Foi, praticamente, um mecanicismo jurídico, muito parecido com o raciocínio lógico, com a matemática, que, no entanto, como diz Hegel, é uma ciência que se constroi no exterior da realidade, não podendo, portanto, determiná-la.
Teria sido isso, o mecanicismo matemático servido de modelo para montagem do mecanicismo jurídico joaquimbarbosiano, de modo a articular dialética construída de fora para dentro do real concreto em movimento, de maneira irrefutável?
A montagem da peça foi – está sendo – tão perfeita que alcançou unanimidade sintomática no conjunto do colegiado de juízes da suprema corte de justiça brasileira.
Mas, não seria a unimidade, como disse Nelson Rodrigues, uma manifestação da burrice?
Onde estaria a burrice?
Pelo que os advogados apontam, ela emergeria quase que comicamente, pelo tamanho de sugestiva ingenuidade, com a constatação da inexistência daquilo que o juiz mais preza, mas que foi por ele, totalmente, desprezada: a prova do crime.
O domínio do fato, disseram os juízes, foi exercido por Dirceu a partir de sua posição privilegiada, no comando do governo, razão pela qual, logicamente, se conclui que ele sabia de tudo e, não só, mandava, também, em tudo.
Se era assim, por que maiores provas?
O pressuposto nesse sentido bastou para que os notáveis do direito do STF descartassem a exigência de documento de ofício para justicar o domínio do fato, simplesmente, porque o fato já estava dominado pelo ex-ministro da Casa Civil, tornando-o culpado, mesmo sem provas.

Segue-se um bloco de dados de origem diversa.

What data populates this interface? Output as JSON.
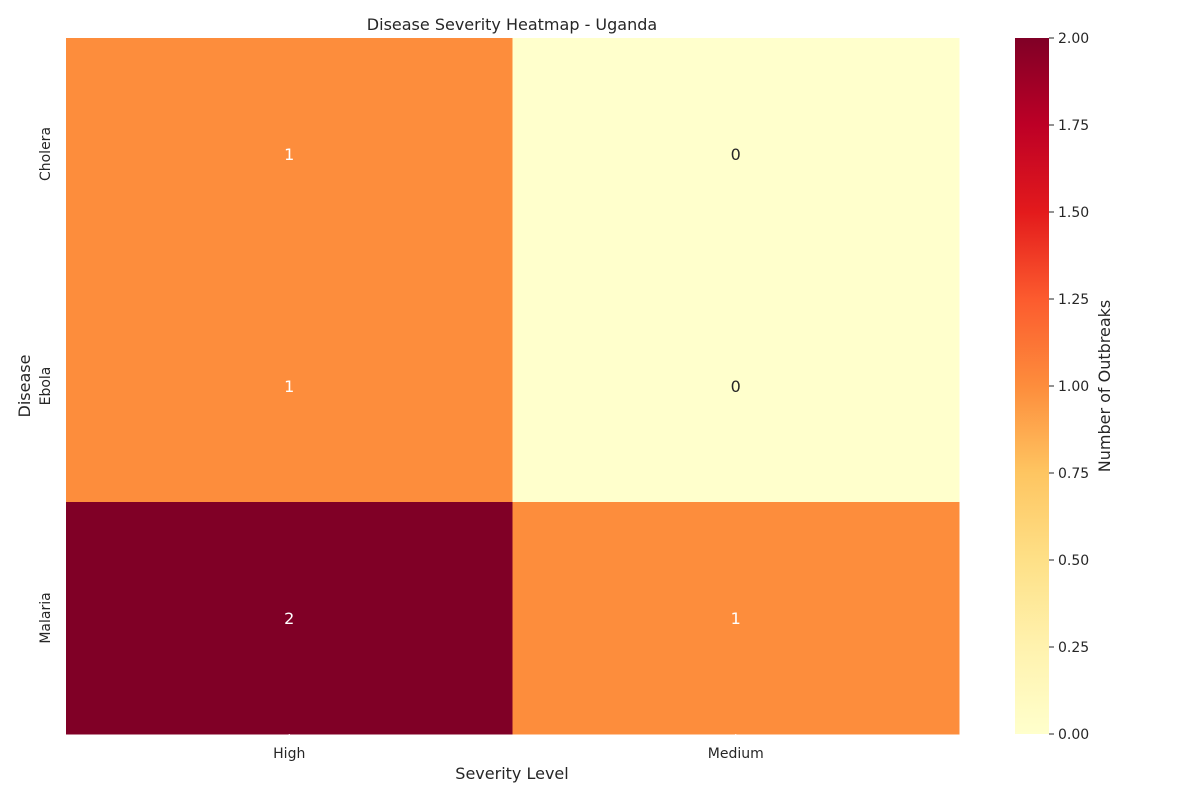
{
  "chart_data": {
    "type": "heatmap",
    "title": "Disease Severity Heatmap - Uganda",
    "xlabel": "Severity Level",
    "ylabel": "Disease",
    "x_categories": [
      "High",
      "Medium"
    ],
    "y_categories": [
      "Cholera",
      "Ebola",
      "Malaria"
    ],
    "values": [
      [
        1,
        0
      ],
      [
        1,
        0
      ],
      [
        2,
        1
      ]
    ],
    "colorbar": {
      "label": "Number of Outbreaks",
      "range": [
        0,
        2
      ],
      "ticks": [
        "0.00",
        "0.25",
        "0.50",
        "0.75",
        "1.00",
        "1.25",
        "1.50",
        "1.75",
        "2.00"
      ],
      "colormap": "YlOrRd"
    },
    "colors": {
      "min": "#ffffcc",
      "mid": "#fd8d3c",
      "max": "#800026"
    }
  }
}
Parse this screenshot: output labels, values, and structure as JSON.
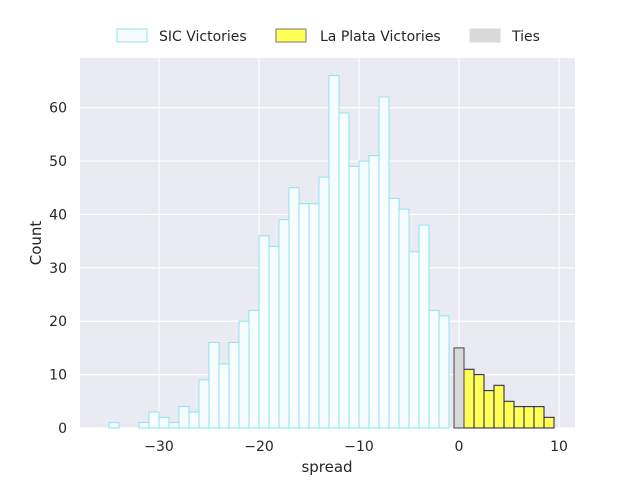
{
  "chart_data": {
    "type": "bar",
    "title": "",
    "xlabel": "spread",
    "ylabel": "Count",
    "xlim": [
      -37.9,
      11.6
    ],
    "ylim": [
      0,
      69.3
    ],
    "xticks": [
      -30,
      -20,
      -10,
      0,
      10
    ],
    "xtick_labels": [
      "−30",
      "−20",
      "−10",
      "0",
      "10"
    ],
    "yticks": [
      0,
      10,
      20,
      30,
      40,
      50,
      60
    ],
    "ytick_labels": [
      "0",
      "10",
      "20",
      "30",
      "40",
      "50",
      "60"
    ],
    "grid": true,
    "legend_placement": "top-center",
    "bin_width": 1,
    "series": [
      {
        "name": "SIC Victories",
        "color": "#f7fdfe",
        "edge_color": "#8ee3ee",
        "bins": [
          {
            "left": -35,
            "count": 1
          },
          {
            "left": -34,
            "count": 0
          },
          {
            "left": -33,
            "count": 0
          },
          {
            "left": -32,
            "count": 1
          },
          {
            "left": -31,
            "count": 3
          },
          {
            "left": -30,
            "count": 2
          },
          {
            "left": -29,
            "count": 1
          },
          {
            "left": -28,
            "count": 4
          },
          {
            "left": -27,
            "count": 3
          },
          {
            "left": -26,
            "count": 9
          },
          {
            "left": -25,
            "count": 16
          },
          {
            "left": -24,
            "count": 12
          },
          {
            "left": -23,
            "count": 16
          },
          {
            "left": -22,
            "count": 20
          },
          {
            "left": -21,
            "count": 22
          },
          {
            "left": -20,
            "count": 36
          },
          {
            "left": -19,
            "count": 34
          },
          {
            "left": -18,
            "count": 39
          },
          {
            "left": -17,
            "count": 45
          },
          {
            "left": -16,
            "count": 42
          },
          {
            "left": -15,
            "count": 42
          },
          {
            "left": -14,
            "count": 47
          },
          {
            "left": -13,
            "count": 66
          },
          {
            "left": -12,
            "count": 59
          },
          {
            "left": -11,
            "count": 49
          },
          {
            "left": -10,
            "count": 50
          },
          {
            "left": -9,
            "count": 51
          },
          {
            "left": -8,
            "count": 62
          },
          {
            "left": -7,
            "count": 43
          },
          {
            "left": -6,
            "count": 41
          },
          {
            "left": -5,
            "count": 33
          },
          {
            "left": -4,
            "count": 38
          },
          {
            "left": -3,
            "count": 22
          },
          {
            "left": -2,
            "count": 21
          }
        ]
      },
      {
        "name": "La Plata Victories",
        "color": "#ffff55",
        "edge_color": "#1a1a4a",
        "bins": [
          {
            "left": 0.5,
            "count": 11
          },
          {
            "left": 1.5,
            "count": 10
          },
          {
            "left": 2.5,
            "count": 7
          },
          {
            "left": 3.5,
            "count": 8
          },
          {
            "left": 4.5,
            "count": 5
          },
          {
            "left": 5.5,
            "count": 4
          },
          {
            "left": 6.5,
            "count": 4
          },
          {
            "left": 7.5,
            "count": 4
          },
          {
            "left": 8.5,
            "count": 2
          }
        ]
      },
      {
        "name": "Ties",
        "color": "#d9d9d9",
        "edge_color": "#444444",
        "bins": [
          {
            "left": -0.5,
            "count": 15
          }
        ]
      }
    ]
  }
}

As provas, pelo que se pode perceber, foram as próprias articulações políticas, coisa do político, que, tendo confundidas suas ações, pelos juizes, como provas de prática de corrupção política, torna-se condenado pela prática da política.
Surreal.
Assim, se articulação política se torna prática de corrupção, pelo exercício do domínio do fato, mesmo sem provas, configurando, consequentemente, criminalização da política, do mesmo modo o julgamento jurídico pode se corromper, se o pressuposto de sua própria existência – as provas materiais - não for levado em conta no ato de julgar.

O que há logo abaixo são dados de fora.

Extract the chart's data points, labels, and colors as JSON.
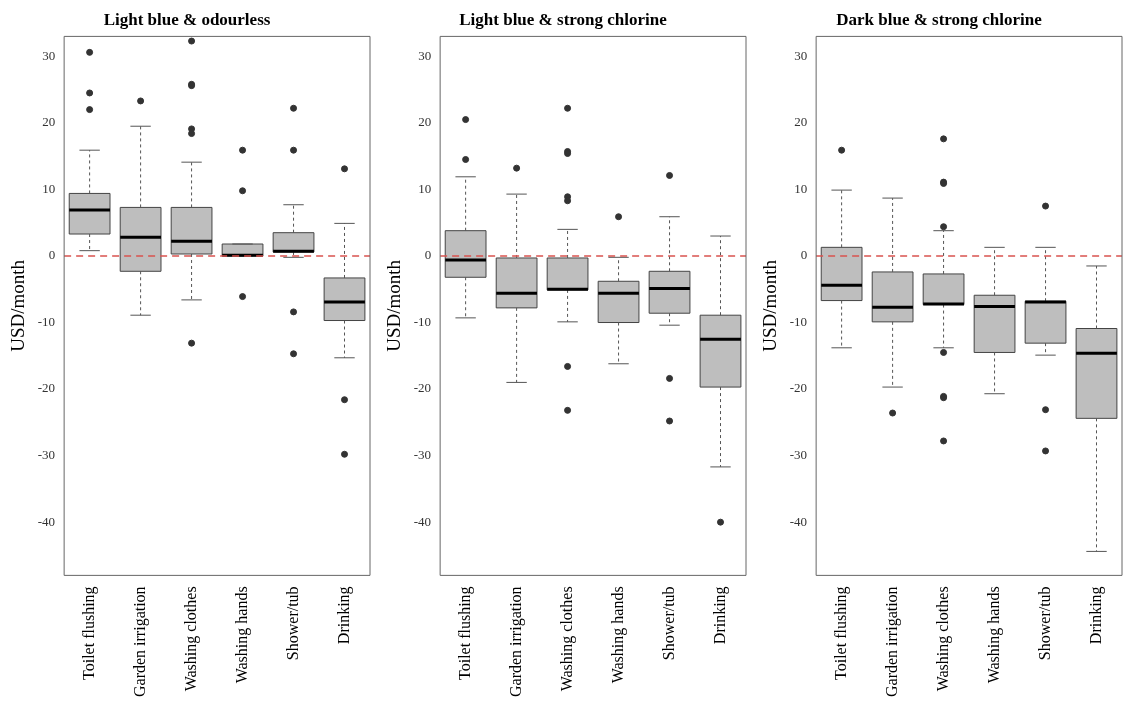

Ou seja, o político, criminalizado pela prática da articulação, tida por endêmica produção de corrupção, sob presidencialismo de coalizão, pode, do mesmo modo, criminalizar o julgamento jurídico desprovido de provas.
Muita água vai rolar por debaixo da ponte.

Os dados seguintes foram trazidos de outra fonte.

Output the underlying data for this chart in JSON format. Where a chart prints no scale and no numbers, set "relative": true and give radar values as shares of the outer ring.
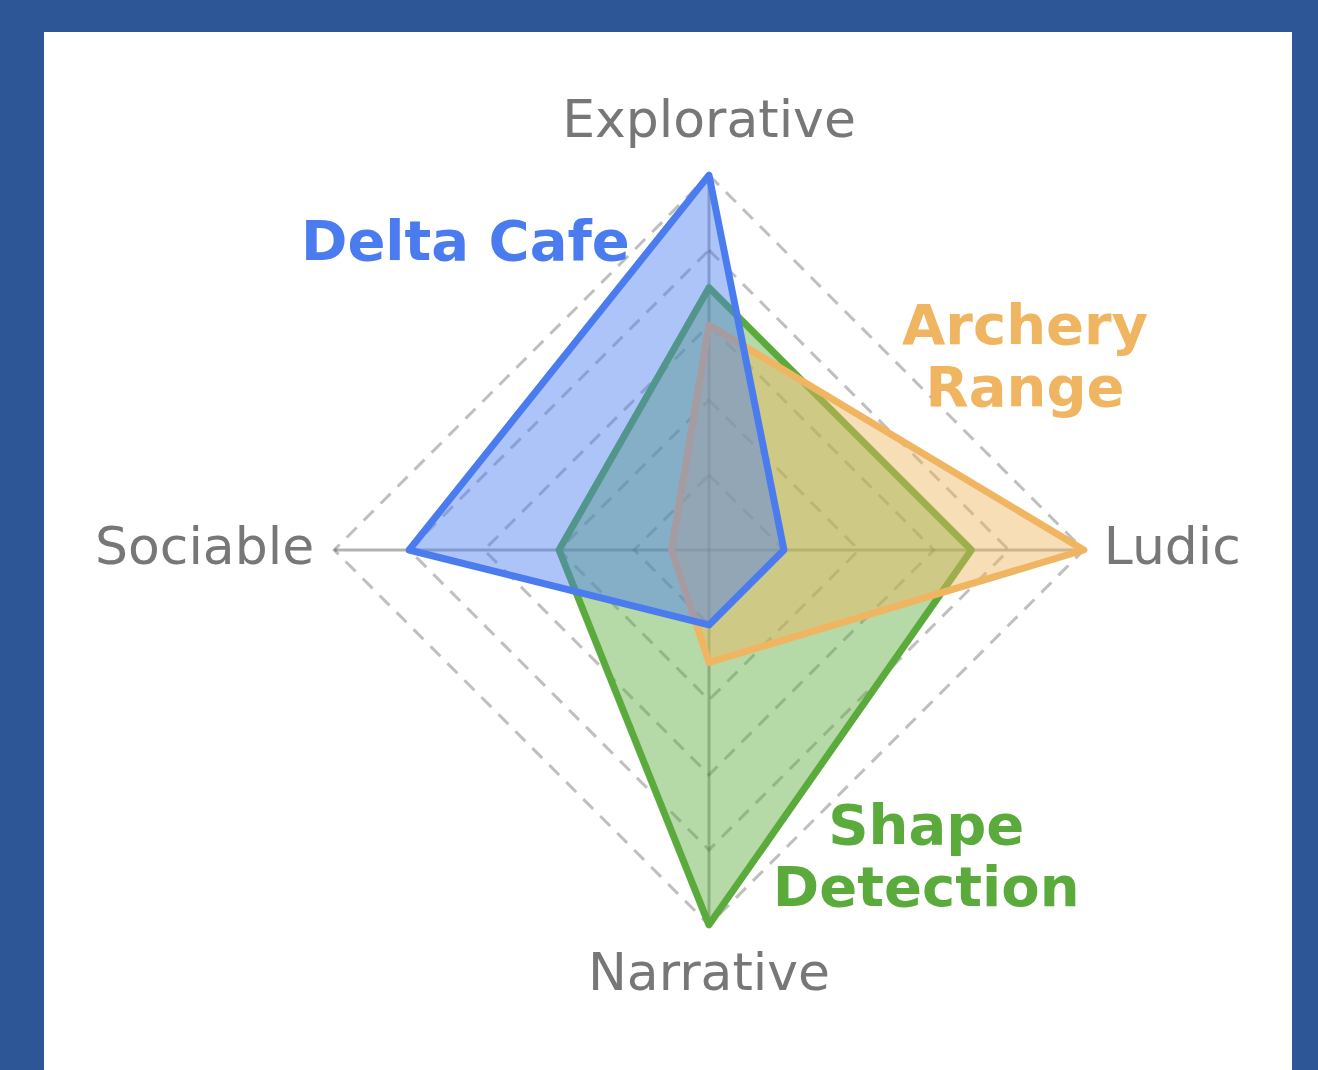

Não seria conveniente que essa discussão se desse no Congresso, em amplo debate popular, se tudo desemboca na política?
Se, por um lado, tende a ocorrer a criminalização da política, caso entendida a prática da articulação política como corrupção, não poderia, por outro, haver criminalização da prática jurídica, se se desconsidera o alicerce – a prova do crime – que dá vida à própria justiça, para embasar a sentença judicial?